Ischemia-reperfusion injury (IRI) with delayed contralateral nephrectomy (Nx) (DN-IRI model) in male BALB/c mice. A: schematic of the DN-IRI study design. Eleven-week-old male BALB/c mice underwent 30 min of unilateral renal ischemia followed by a contralateral Nx 8 days later (n = 5) or Nx only (n = 5). B: glomerular filtration rate (GFR) calculated from transdermal measurement of FITC-sinistrin clearance at baseline, day 9 (1 day after Nx), and weeks 2, 3, 4, 6, 8, and 12. C: quantification of renal fibrosis [picrosirius red (PSR) staining] in the outer medulla at weeks 4 and 12. D: representative images of the outer medulla of PSR-stained kidney sections. E−G: fold changes of mRNA expression of the following fibrosis markers: α-smooth muscle actin (α-SMA; E), lysyl oxidase-like 2 (LoxL2; F), collagen type I-α₁ (Col1-α1; G), and collagen type III-α₁ (Col3-α1; H) relative to GAPDH at weeks 4 and 12. Bars in B represent means ± SE. Data points in C and E–H represent individual animals, with means ± SE of the groups indicated. Two-way ANOVA (B) or one-way ANOVA (C, E–H) was used to determine statistical significance, and a post hoc Dunnett’s multiple-comparison test was used to determine pairwise significance compared with Nx control mice within each time point.

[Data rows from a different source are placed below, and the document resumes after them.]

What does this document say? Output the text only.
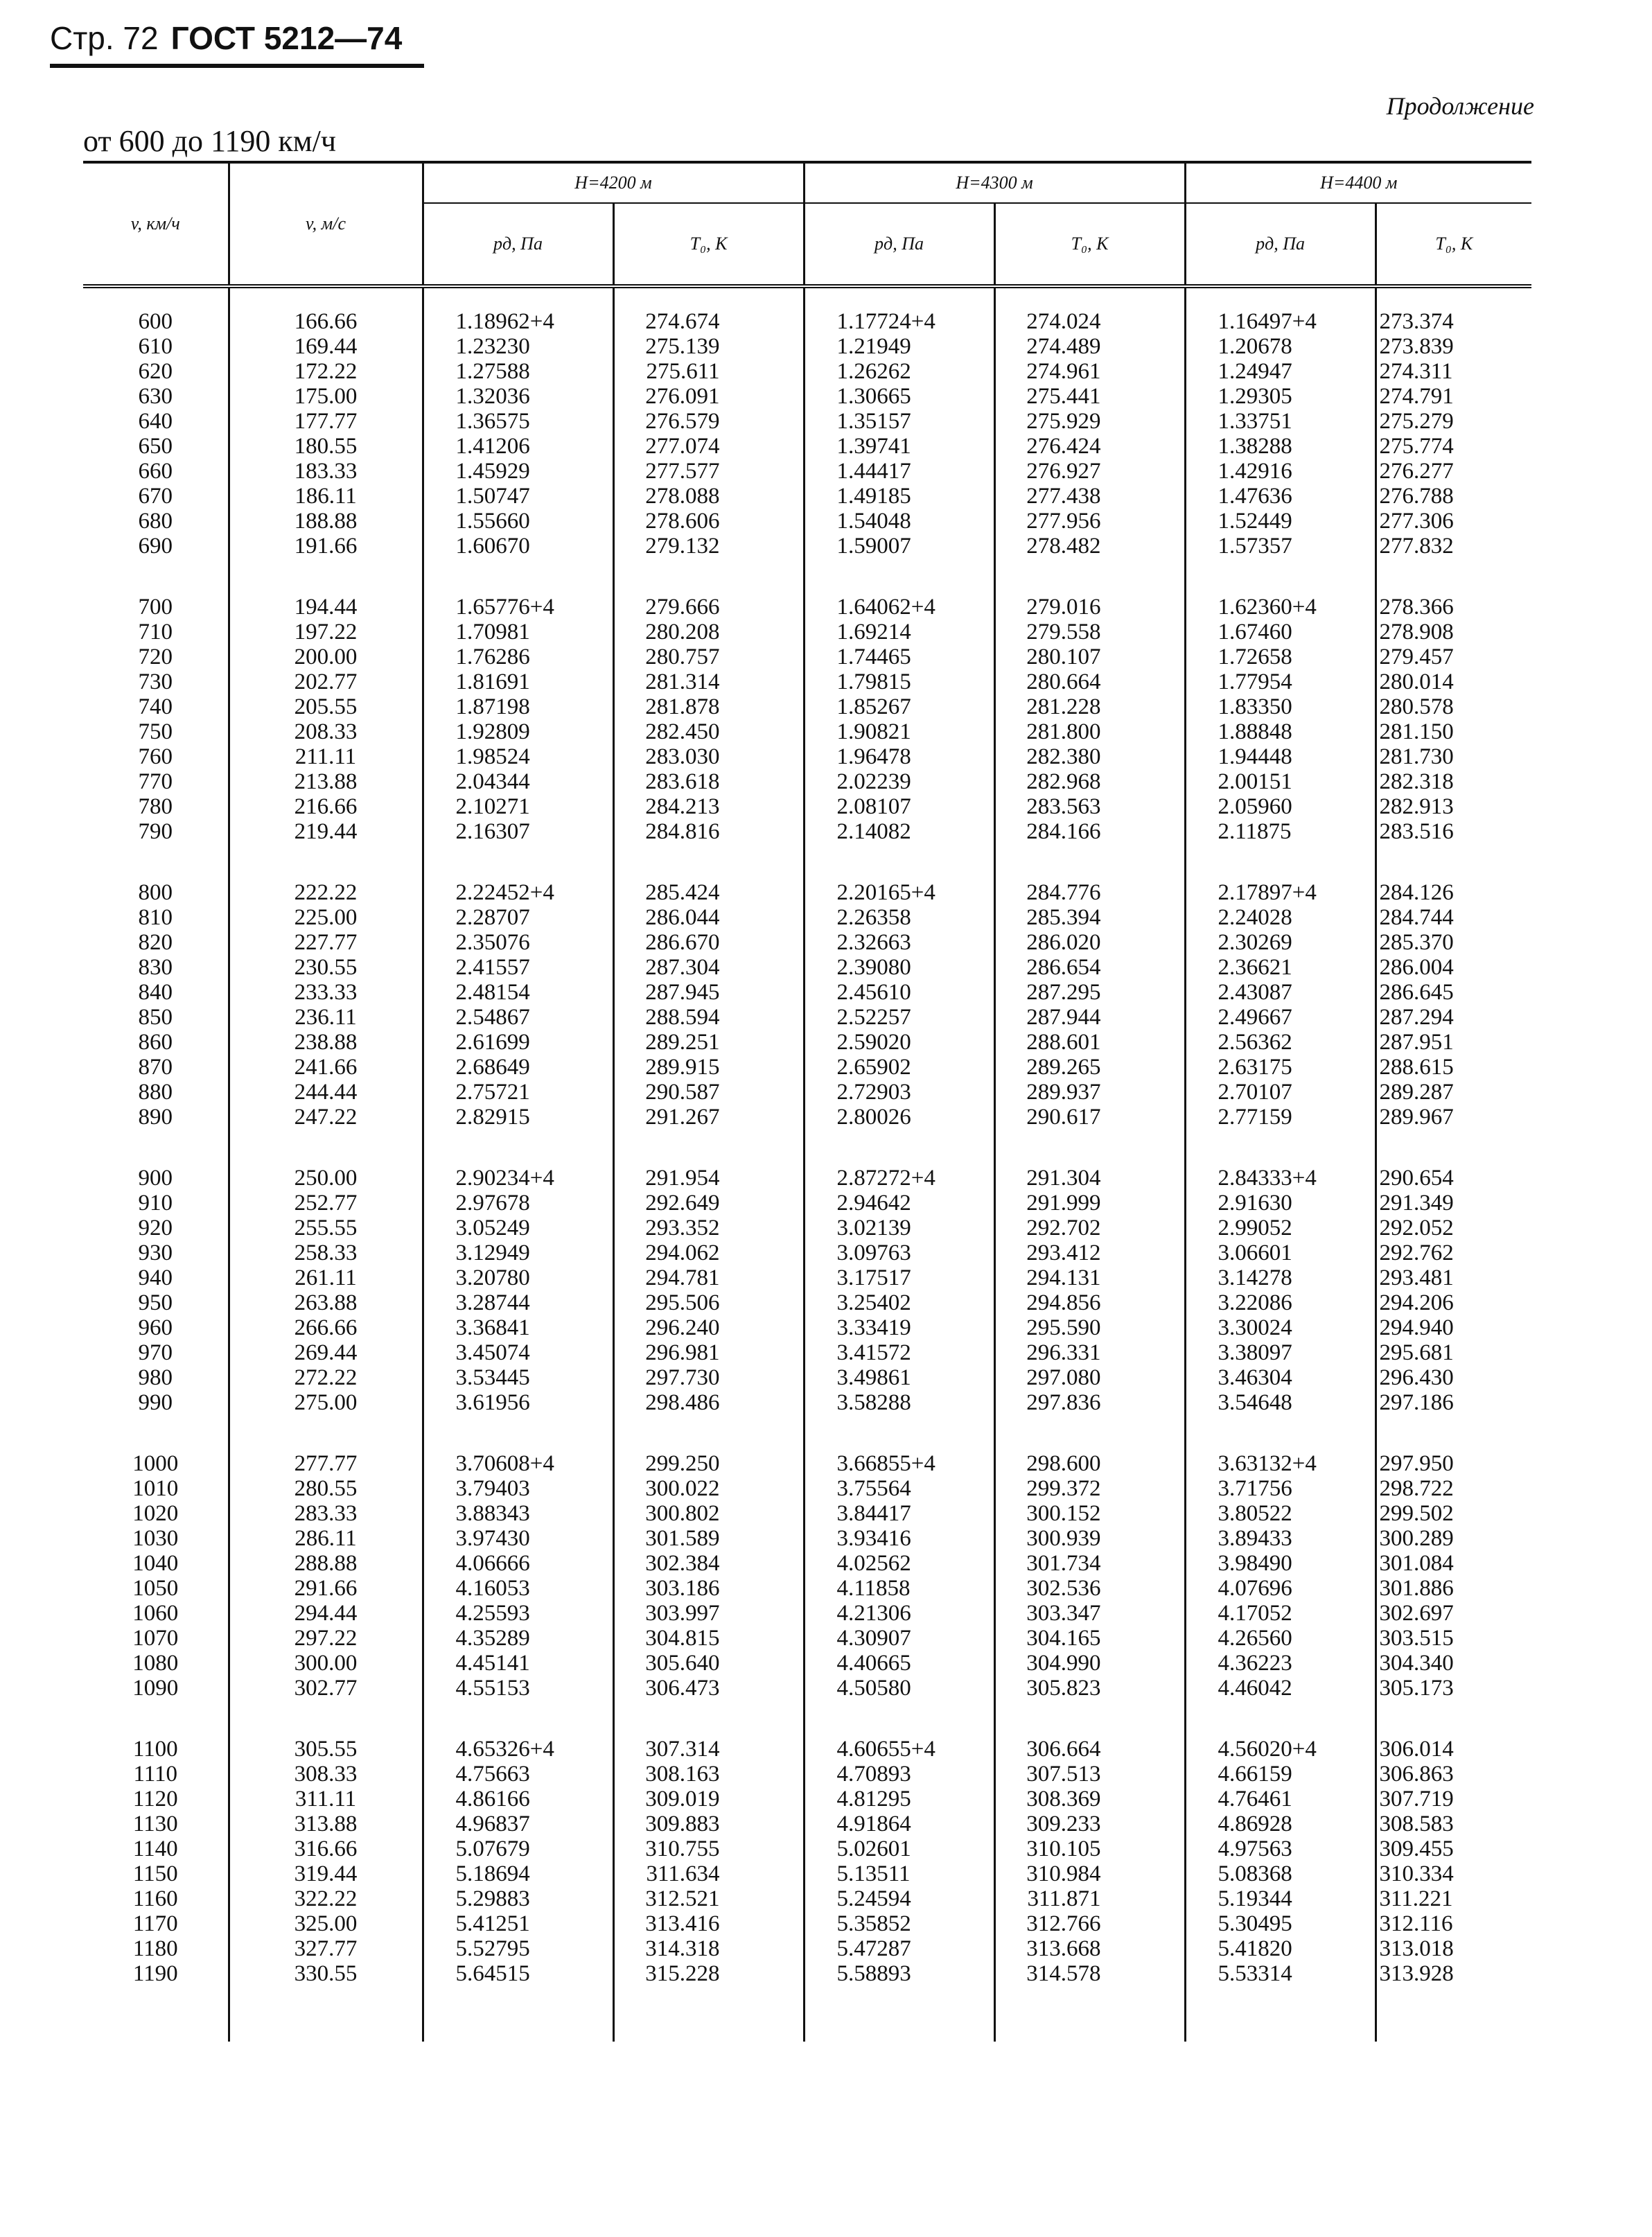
Стр. 72 ГОСТ 5212—74
Продолжение
от 600 до 1190 км/ч
v, км/ч	v, м/с	H=4200 м		H=4300 м		H=4400 м	
		pд, Па	T₀, К	pд, Па	T₀, К	pд, Па	T₀, К

600	166.66	1.18962+4	274.674	1.17724+4	274.024	1.16497+4	273.374
610	169.44	1.23230	275.139	1.21949	274.489	1.20678	273.839
620	172.22	1.27588	275.611	1.26262	274.961	1.24947	274.311
630	175.00	1.32036	276.091	1.30665	275.441	1.29305	274.791
640	177.77	1.36575	276.579	1.35157	275.929	1.33751	275.279
650	180.55	1.41206	277.074	1.39741	276.424	1.38288	275.774
660	183.33	1.45929	277.577	1.44417	276.927	1.42916	276.277
670	186.11	1.50747	278.088	1.49185	277.438	1.47636	276.788
680	188.88	1.55660	278.606	1.54048	277.956	1.52449	277.306
690	191.66	1.60670	279.132	1.59007	278.482	1.57357	277.832

700	194.44	1.65776+4	279.666	1.64062+4	279.016	1.62360+4	278.366
710	197.22	1.70981	280.208	1.69214	279.558	1.67460	278.908
720	200.00	1.76286	280.757	1.74465	280.107	1.72658	279.457
730	202.77	1.81691	281.314	1.79815	280.664	1.77954	280.014
740	205.55	1.87198	281.878	1.85267	281.228	1.83350	280.578
750	208.33	1.92809	282.450	1.90821	281.800	1.88848	281.150
760	211.11	1.98524	283.030	1.96478	282.380	1.94448	281.730
770	213.88	2.04344	283.618	2.02239	282.968	2.00151	282.318
780	216.66	2.10271	284.213	2.08107	283.563	2.05960	282.913
790	219.44	2.16307	284.816	2.14082	284.166	2.11875	283.516

800	222.22	2.22452+4	285.424	2.20165+4	284.776	2.17897+4	284.126
810	225.00	2.28707	286.044	2.26358	285.394	2.24028	284.744
820	227.77	2.35076	286.670	2.32663	286.020	2.30269	285.370
830	230.55	2.41557	287.304	2.39080	286.654	2.36621	286.004
840	233.33	2.48154	287.945	2.45610	287.295	2.43087	286.645
850	236.11	2.54867	288.594	2.52257	287.944	2.49667	287.294
860	238.88	2.61699	289.251	2.59020	288.601	2.56362	287.951
870	241.66	2.68649	289.915	2.65902	289.265	2.63175	288.615
880	244.44	2.75721	290.587	2.72903	289.937	2.70107	289.287
890	247.22	2.82915	291.267	2.80026	290.617	2.77159	289.967

900	250.00	2.90234+4	291.954	2.87272+4	291.304	2.84333+4	290.654
910	252.77	2.97678	292.649	2.94642	291.999	2.91630	291.349
920	255.55	3.05249	293.352	3.02139	292.702	2.99052	292.052
930	258.33	3.12949	294.062	3.09763	293.412	3.06601	292.762
940	261.11	3.20780	294.781	3.17517	294.131	3.14278	293.481
950	263.88	3.28744	295.506	3.25402	294.856	3.22086	294.206
960	266.66	3.36841	296.240	3.33419	295.590	3.30024	294.940
970	269.44	3.45074	296.981	3.41572	296.331	3.38097	295.681
980	272.22	3.53445	297.730	3.49861	297.080	3.46304	296.430
990	275.00	3.61956	298.486	3.58288	297.836	3.54648	297.186

1000	277.77	3.70608+4	299.250	3.66855+4	298.600	3.63132+4	297.950
1010	280.55	3.79403	300.022	3.75564	299.372	3.71756	298.722
1020	283.33	3.88343	300.802	3.84417	300.152	3.80522	299.502
1030	286.11	3.97430	301.589	3.93416	300.939	3.89433	300.289
1040	288.88	4.06666	302.384	4.02562	301.734	3.98490	301.084
1050	291.66	4.16053	303.186	4.11858	302.536	4.07696	301.886
1060	294.44	4.25593	303.997	4.21306	303.347	4.17052	302.697
1070	297.22	4.35289	304.815	4.30907	304.165	4.26560	303.515
1080	300.00	4.45141	305.640	4.40665	304.990	4.36223	304.340
1090	302.77	4.55153	306.473	4.50580	305.823	4.46042	305.173

1100	305.55	4.65326+4	307.314	4.60655+4	306.664	4.56020+4	306.014
1110	308.33	4.75663	308.163	4.70893	307.513	4.66159	306.863
1120	311.11	4.86166	309.019	4.81295	308.369	4.76461	307.719
1130	313.88	4.96837	309.883	4.91864	309.233	4.86928	308.583
1140	316.66	5.07679	310.755	5.02601	310.105	4.97563	309.455
1150	319.44	5.18694	311.634	5.13511	310.984	5.08368	310.334
1160	322.22	5.29883	312.521	5.24594	311.871	5.19344	311.221
1170	325.00	5.41251	313.416	5.35852	312.766	5.30495	312.116
1180	327.77	5.52795	314.318	5.47287	313.668	5.41820	313.018
1190	330.55	5.64515	315.228	5.58893	314.578	5.53314	313.928
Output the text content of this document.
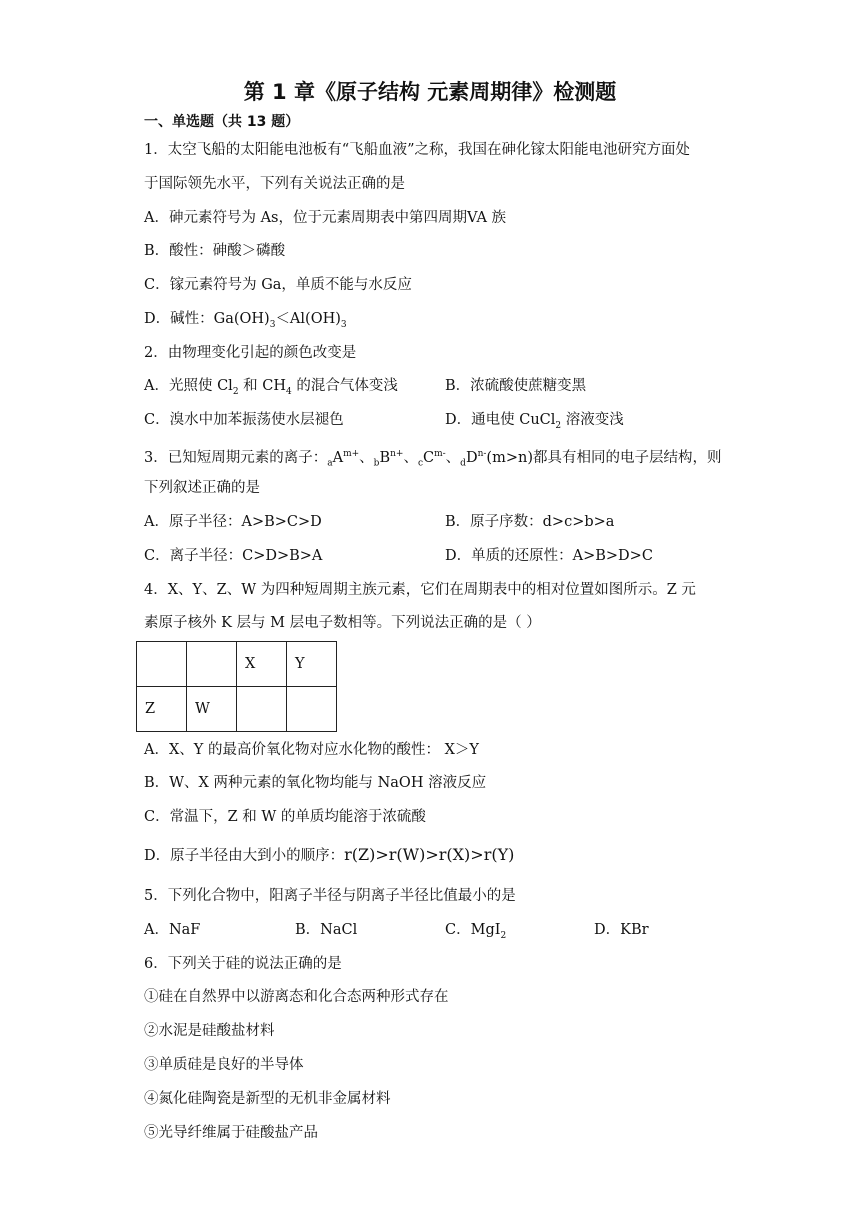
第 1 章《原子结构 元素周期律》检测题
一、单选题（共 13 题）
1．太空飞船的太阳能电池板有“飞船血液”之称，我国在砷化镓太阳能电池研究方面处
于国际领先水平，下列有关说法正确的是
A．砷元素符号为 As，位于元素周期表中第四周期VA 族
B．酸性：砷酸＞磷酸
C．镓元素符号为 Ga，单质不能与水反应
D．碱性：$Ga(OH)_3<Al(OH)_3$
2．由物理变化引起的颜色改变是
A．光照使 $Cl_2$ 和 $CH_4$ 的混合气体变浅	B．浓硫酸使蔗糖变黑
C．溴水中加苯振荡使水层褪色	D．通电使 CuCl$_2$ 溶液变浅
3．已知短周期元素的离子：$_aA^{m+}$、$_bB^{n+}$、$_cC^{m-}$、$_dD^{n-}(m>n)$都具有相同的电子层结构，则
下列叙述正确的是
A．原子半径：A>B>C>D	B．原子序数：d>c>b>a
C．离子半径：C>D>B>A	D．单质的还原性：A>B>D>C
4．X、Y、Z、W 为四种短周期主族元素，它们在周期表中的相对位置如图所示。Z 元
素原子核外 K 层与 M 层电子数相等。下列说法正确的是（ ）
		X	Y
Z	W		
A．X、Y 的最高价氧化物对应水化物的酸性： X＞Y
B．W、X 两种元素的氧化物均能与 NaOH 溶液反应
C．常温下，Z 和 W 的单质均能溶于浓硫酸
D．原子半径由大到小的顺序：r(Z)>r(W)>r(X)>r(Y)
5．下列化合物中，阳离子半径与阴离子半径比值最小的是
A．NaF	B．NaCl	C．MgI$_2$	D．KBr
6．下列关于硅的说法正确的是
①硅在自然界中以游离态和化合态两种形式存在
②水泥是硅酸盐材料
③单质硅是良好的半导体
④氮化硅陶瓷是新型的无机非金属材料
⑤光导纤维属于硅酸盐产品
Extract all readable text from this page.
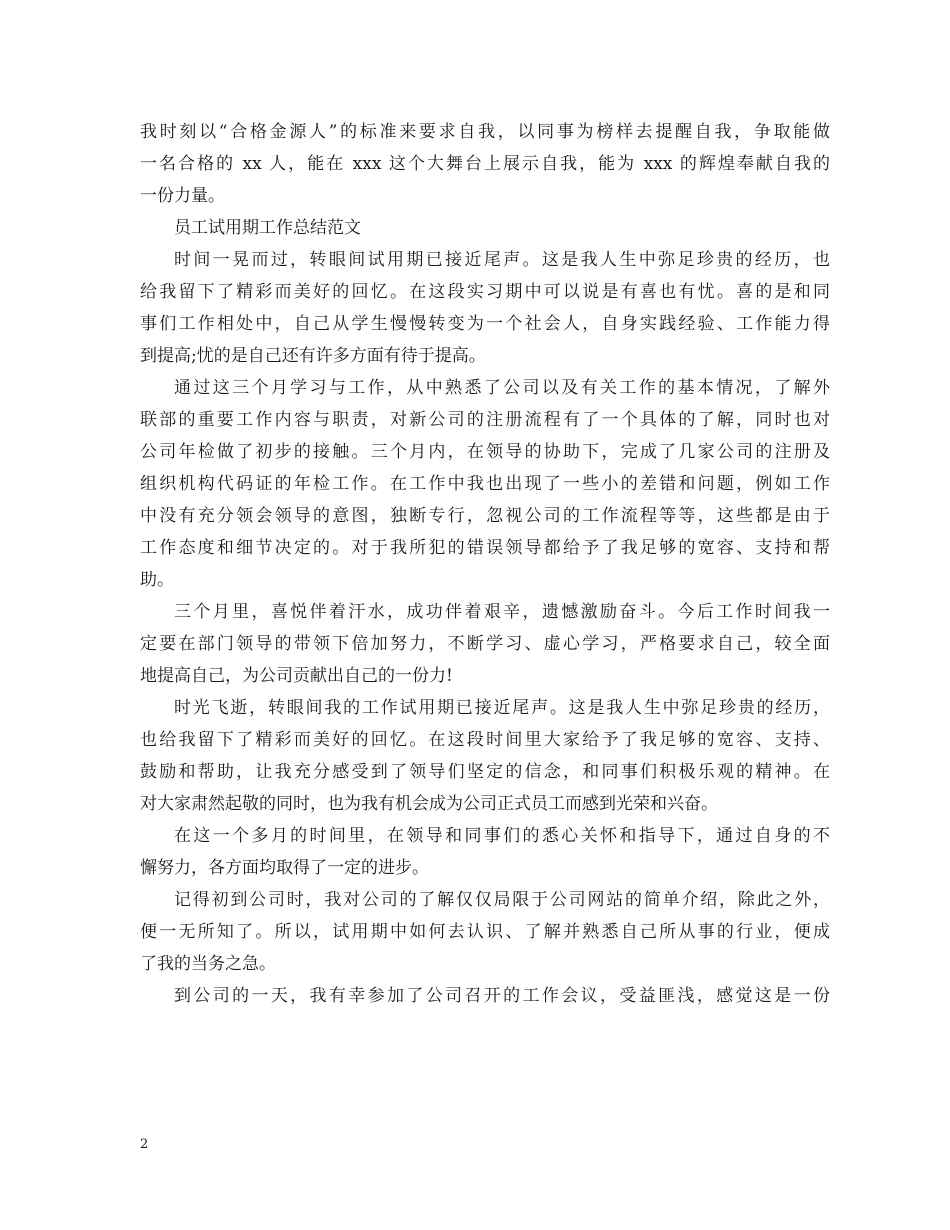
我时刻以“合格金源人”的标准来要求自我，以同事为榜样去提醒自我，争取能做
一名合格的 xx 人，能在 xxx 这个大舞台上展示自我，能为 xxx 的辉煌奉献自我的
一份力量。
员工试用期工作总结范文
时间一晃而过，转眼间试用期已接近尾声。这是我人生中弥足珍贵的经历，也
给我留下了精彩而美好的回忆。在这段实习期中可以说是有喜也有忧。喜的是和同
事们工作相处中，自己从学生慢慢转变为一个社会人，自身实践经验、工作能力得
到提高;忧的是自己还有许多方面有待于提高。
通过这三个月学习与工作，从中熟悉了公司以及有关工作的基本情况，了解外
联部的重要工作内容与职责，对新公司的注册流程有了一个具体的了解，同时也对
公司年检做了初步的接触。三个月内，在领导的协助下，完成了几家公司的注册及
组织机构代码证的年检工作。在工作中我也出现了一些小的差错和问题，例如工作
中没有充分领会领导的意图，独断专行，忽视公司的工作流程等等，这些都是由于
工作态度和细节决定的。对于我所犯的错误领导都给予了我足够的宽容、支持和帮
助。
三个月里，喜悦伴着汗水，成功伴着艰辛，遗憾激励奋斗。今后工作时间我一
定要在部门领导的带领下倍加努力，不断学习、虚心学习，严格要求自己，较全面
地提高自己，为公司贡献出自己的一份力!
时光飞逝，转眼间我的工作试用期已接近尾声。这是我人生中弥足珍贵的经历，
也给我留下了精彩而美好的回忆。在这段时间里大家给予了我足够的宽容、支持、
鼓励和帮助，让我充分感受到了领导们坚定的信念，和同事们积极乐观的精神。在
对大家肃然起敬的同时，也为我有机会成为公司正式员工而感到光荣和兴奋。
在这一个多月的时间里，在领导和同事们的悉心关怀和指导下，通过自身的不
懈努力，各方面均取得了一定的进步。
记得初到公司时，我对公司的了解仅仅局限于公司网站的简单介绍，除此之外，
便一无所知了。所以，试用期中如何去认识、了解并熟悉自己所从事的行业，便成
了我的当务之急。
到公司的一天，我有幸参加了公司召开的工作会议，受益匪浅，感觉这是一份
2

NS, not significant (P > 0.05). *P ≤ 0.05; **P ≤ 0.01; ***P ≤ 0.001.

Fig. 8.

Capillary rarefaction after ishemia-repefusion injury with a delayed contralateral nephrectomy (Nx) (DN-IRI model). A and B: capillary rarefaction was quantified as the fold change in CD31 staining in the cortex and outer medulla at weeks 4 and 12 in DN-IRI and Nx control mice. Data points represent individual animals, with means ± SE of the groups indicated. One-way ANOVA was used to determine statistical significance, and a post hoc Dunnett’s multiple-comparison test was used to determine pairwise significance. NS, not significant (P > 0.05). *P ≤ 0.05; **P ≤ 0.01.